Thursday 26 January 2012

What makes a great coffee shop?

York's "coffee Tsar"
Sadie Walton
Independent coffee shops in York are going from strength to strength. Here I speak to the city's coffee guru Sadie Walton to find out what’s brewing…

SADIE Walton is a 30 year-old-coffee lover who has turned her daily habit into her nine to five.

As the city’s unofficial coffee Tsar, what Sadie doesn’t know about coffee isn’t worth knowing.

Aged 25, she opened her first café – La Cremeria in High Petergate. Two years later, she sold it and opened the York Coffee Emporium. Today, she runs the business online, offering a “boutique coffee-roasting service” for clients, including many cafés and restaurants in the city. She also trains baristas and is to be one of the judges in the upcoming UK Barista Championships.

We arrange to meet in a café of her choice: Coffee Culture on Goodramgate. It sells some of Sadie’s Java blend as its specialist coffee. Needless to say, this is what she orders. “It’s an Indonesian coffee, characterised by a smoky earthiness,” she explains. “It tends not to be very sweet, but full bodied, rich and smooth.”

I order a cappuccino; it features the house blend, and is one of the best coffees I have ever had. The milk is thick and creamy and seems to ooze into the smooth-tasting coffee rather than just sit on the top like a stiff meringue.

Sadie says the skill of the barista – or coffee maker – is often the secret to a great coffee.
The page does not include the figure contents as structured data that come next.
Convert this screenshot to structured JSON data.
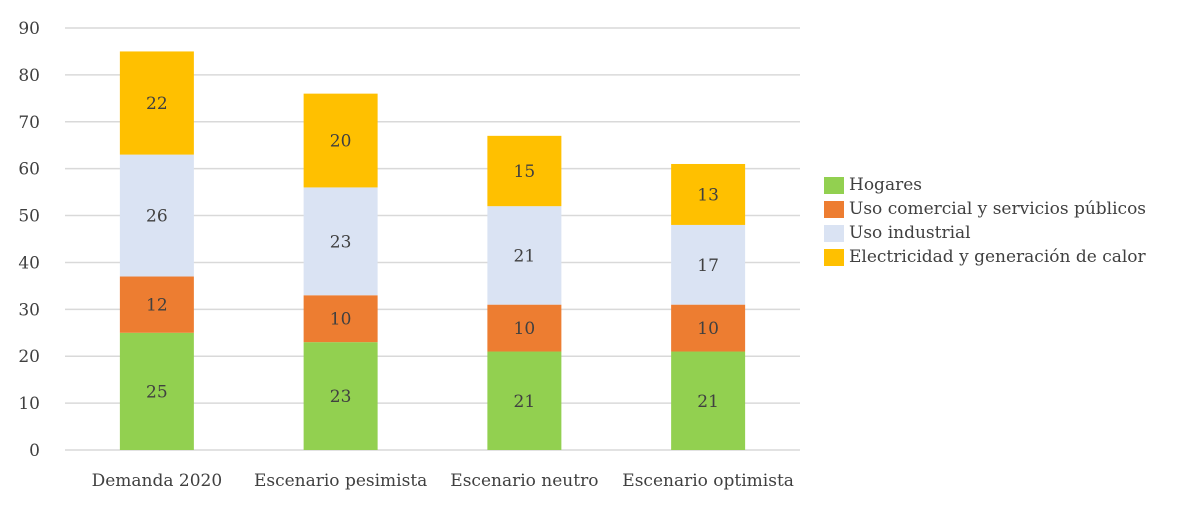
{
  "chart_data": {
    "type": "bar",
    "stacked": true,
    "categories": [
      "Demanda 2020",
      "Escenario pesimista",
      "Escenario neutro",
      "Escenario optimista"
    ],
    "series": [
      {
        "name": "Hogares",
        "values": [
          25,
          23,
          21,
          21
        ],
        "color": "#92d050"
      },
      {
        "name": "Uso comercial y servicios públicos",
        "values": [
          12,
          10,
          10,
          10
        ],
        "color": "#ed7d31"
      },
      {
        "name": "Uso industrial",
        "values": [
          26,
          23,
          21,
          17
        ],
        "color": "#dae3f3"
      },
      {
        "name": "Electricidad y generación de calor",
        "values": [
          22,
          20,
          15,
          13
        ],
        "color": "#ffc000"
      }
    ],
    "data_labels": {
      "Hogares": [
        "25",
        "23",
        "21",
        "21"
      ],
      "Uso comercial y servicios públicos": [
        "12",
        "10",
        "10",
        "10"
      ],
      "Uso industrial": [
        "26",
        "23",
        "21",
        "17"
      ],
      "Electricidad y generación de calor": [
        "22",
        "20",
        "15",
        "13"
      ]
    },
    "y_ticks": [
      "0",
      "10",
      "20",
      "30",
      "40",
      "50",
      "60",
      "70",
      "80",
      "90"
    ],
    "ylim": [
      0,
      90
    ],
    "grid": true,
    "legend_position": "right",
    "title": "",
    "xlabel": "",
    "ylabel": ""
  }
}
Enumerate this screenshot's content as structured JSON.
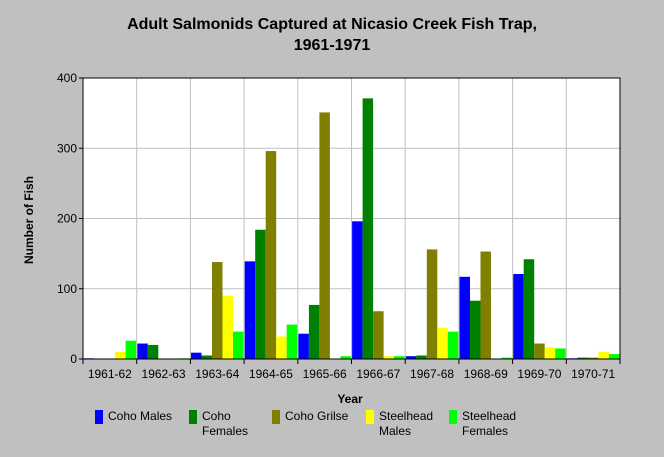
{
  "chart_data": {
    "type": "bar",
    "title": [
      "Adult Salmonids Captured at Nicasio Creek Fish Trap,",
      "1961-1971"
    ],
    "xlabel": "Year",
    "ylabel": "Number of Fish",
    "ylim": [
      0,
      400
    ],
    "yticks": [
      0,
      100,
      200,
      300,
      400
    ],
    "grid": true,
    "legend_position": "bottom",
    "categories": [
      "1961-62",
      "1962-63",
      "1963-64",
      "1964-65",
      "1965-66",
      "1966-67",
      "1967-68",
      "1968-69",
      "1969-70",
      "1970-71"
    ],
    "series": [
      {
        "name": "Coho Males",
        "color": "#0000ff",
        "values": [
          1,
          22,
          9,
          139,
          36,
          196,
          4,
          117,
          121,
          1
        ]
      },
      {
        "name": "Coho Females",
        "color": "#008000",
        "values": [
          0,
          20,
          5,
          184,
          77,
          371,
          5,
          83,
          142,
          2
        ]
      },
      {
        "name": "Coho Grilse",
        "color": "#808000",
        "values": [
          0,
          0,
          138,
          296,
          351,
          68,
          156,
          153,
          22,
          2
        ]
      },
      {
        "name": "Steelhead Males",
        "color": "#ffff00",
        "values": [
          10,
          0,
          90,
          32,
          0,
          4,
          44,
          0,
          17,
          10
        ]
      },
      {
        "name": "Steelhead Females",
        "color": "#00ff00",
        "values": [
          26,
          1,
          39,
          49,
          4,
          4,
          39,
          2,
          15,
          7
        ]
      }
    ]
  },
  "legend": [
    {
      "label_line1": "Coho Males",
      "label_line2": ""
    },
    {
      "label_line1": "Coho",
      "label_line2": "Females"
    },
    {
      "label_line1": "Coho Grilse",
      "label_line2": ""
    },
    {
      "label_line1": "Steelhead",
      "label_line2": "Males"
    },
    {
      "label_line1": "Steelhead",
      "label_line2": "Females"
    }
  ]
}
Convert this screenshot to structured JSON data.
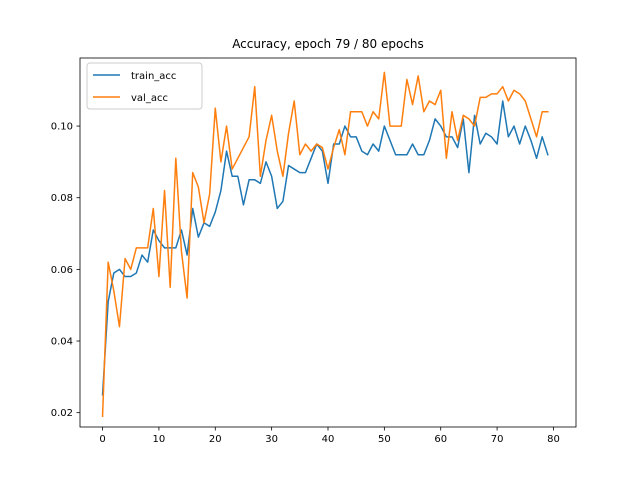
{
  "chart_data": {
    "type": "line",
    "title": "Accuracy, epoch 79 / 80 epochs",
    "xlabel": "",
    "ylabel": "",
    "xlim": [
      -4,
      84
    ],
    "ylim": [
      0.016,
      0.119
    ],
    "xticks": [
      0,
      10,
      20,
      30,
      40,
      50,
      60,
      70,
      80
    ],
    "xtick_labels": [
      "0",
      "10",
      "20",
      "30",
      "40",
      "50",
      "60",
      "70",
      "80"
    ],
    "yticks": [
      0.02,
      0.04,
      0.06,
      0.08,
      0.1
    ],
    "ytick_labels": [
      "0.02",
      "0.04",
      "0.06",
      "0.08",
      "0.10"
    ],
    "grid": false,
    "legend_position": "top-left",
    "x": [
      0,
      1,
      2,
      3,
      4,
      5,
      6,
      7,
      8,
      9,
      10,
      11,
      12,
      13,
      14,
      15,
      16,
      17,
      18,
      19,
      20,
      21,
      22,
      23,
      24,
      25,
      26,
      27,
      28,
      29,
      30,
      31,
      32,
      33,
      34,
      35,
      36,
      37,
      38,
      39,
      40,
      41,
      42,
      43,
      44,
      45,
      46,
      47,
      48,
      49,
      50,
      51,
      52,
      53,
      54,
      55,
      56,
      57,
      58,
      59,
      60,
      61,
      62,
      63,
      64,
      65,
      66,
      67,
      68,
      69,
      70,
      71,
      72,
      73,
      74,
      75,
      76,
      77,
      78,
      79
    ],
    "series": [
      {
        "name": "train_acc",
        "color": "#1f77b4",
        "values": [
          0.025,
          0.051,
          0.059,
          0.06,
          0.058,
          0.058,
          0.059,
          0.064,
          0.062,
          0.071,
          0.068,
          0.066,
          0.066,
          0.066,
          0.071,
          0.064,
          0.077,
          0.069,
          0.073,
          0.072,
          0.076,
          0.082,
          0.093,
          0.086,
          0.086,
          0.078,
          0.085,
          0.085,
          0.084,
          0.09,
          0.086,
          0.077,
          0.079,
          0.089,
          0.088,
          0.087,
          0.087,
          0.091,
          0.095,
          0.093,
          0.084,
          0.095,
          0.095,
          0.1,
          0.097,
          0.097,
          0.093,
          0.092,
          0.095,
          0.093,
          0.1,
          0.096,
          0.092,
          0.092,
          0.092,
          0.095,
          0.092,
          0.092,
          0.096,
          0.102,
          0.1,
          0.097,
          0.097,
          0.094,
          0.102,
          0.087,
          0.103,
          0.095,
          0.098,
          0.097,
          0.095,
          0.107,
          0.097,
          0.1,
          0.095,
          0.1,
          0.096,
          0.091,
          0.097,
          0.092
        ]
      },
      {
        "name": "val_acc",
        "color": "#ff7f0e",
        "values": [
          0.019,
          0.062,
          0.054,
          0.044,
          0.063,
          0.06,
          0.066,
          0.066,
          0.066,
          0.077,
          0.058,
          0.082,
          0.055,
          0.091,
          0.065,
          0.052,
          0.087,
          0.083,
          0.073,
          0.081,
          0.105,
          0.09,
          0.1,
          0.088,
          0.091,
          0.094,
          0.097,
          0.111,
          0.086,
          0.096,
          0.103,
          0.093,
          0.086,
          0.098,
          0.107,
          0.092,
          0.095,
          0.093,
          0.095,
          0.094,
          0.088,
          0.094,
          0.099,
          0.092,
          0.104,
          0.104,
          0.104,
          0.1,
          0.104,
          0.102,
          0.115,
          0.1,
          0.1,
          0.1,
          0.113,
          0.106,
          0.114,
          0.104,
          0.107,
          0.106,
          0.11,
          0.091,
          0.104,
          0.096,
          0.103,
          0.102,
          0.1,
          0.108,
          0.108,
          0.109,
          0.109,
          0.111,
          0.107,
          0.11,
          0.109,
          0.107,
          0.102,
          0.097,
          0.104,
          0.104
        ]
      }
    ]
  }
}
And it is here, she says, that the independents can really make their mark.

“In the UK, our baristas are not getting the respect they deserve. In Italy, being a barista is a highly regarded profession. In Australia, a barista can make or break the reputation of a café and a great one is highly sought after.”

Even the best beans in the world can taste bad in the hands of a poorly-trained barista, she adds.

So what’s the key to a great coffee? “They have to grind the beans just right so that the water doesn’t come through too fast – that makes the coffee taste weak,” begins Sadie.

How they steam the milk – or “milk texturising” – is crucial too. “You want a creamy foam with lots of tiny bubbles holding it together.”

Getting the coffee dosage right is vital too. “Independents tend to use smaller cups because they are trying to make coffee in the right manner; people don’t want soup bowls of warm milk.”

Although we are in straitened economic times, the coffee industry is yet to feel the pinch.

“The industry has been called ‘recession proof’ although I don’t like to say that,” says Sadie. “It is seen as an ‘affordable luxury’. If you are cutting back on holidays, you can still have your nice cup of coffee in the morning.”

Sadie has noticed the expansion of independent coffee shops in the city, and believes it is probably now at saturation point.

In taking on the big guns such as Starbucks and Costa, the independents can stand out through quality products and service, says Sadie. They can do things the giants can’t do too, she adds, such as offering a range of speciality blends and roasts – in the way popular pubs sell a range of independent beers and guest ales.

“The coffee industry is easily comparable to the micro-brewing industry. And it’s great for cafés to offer something that little bit different.”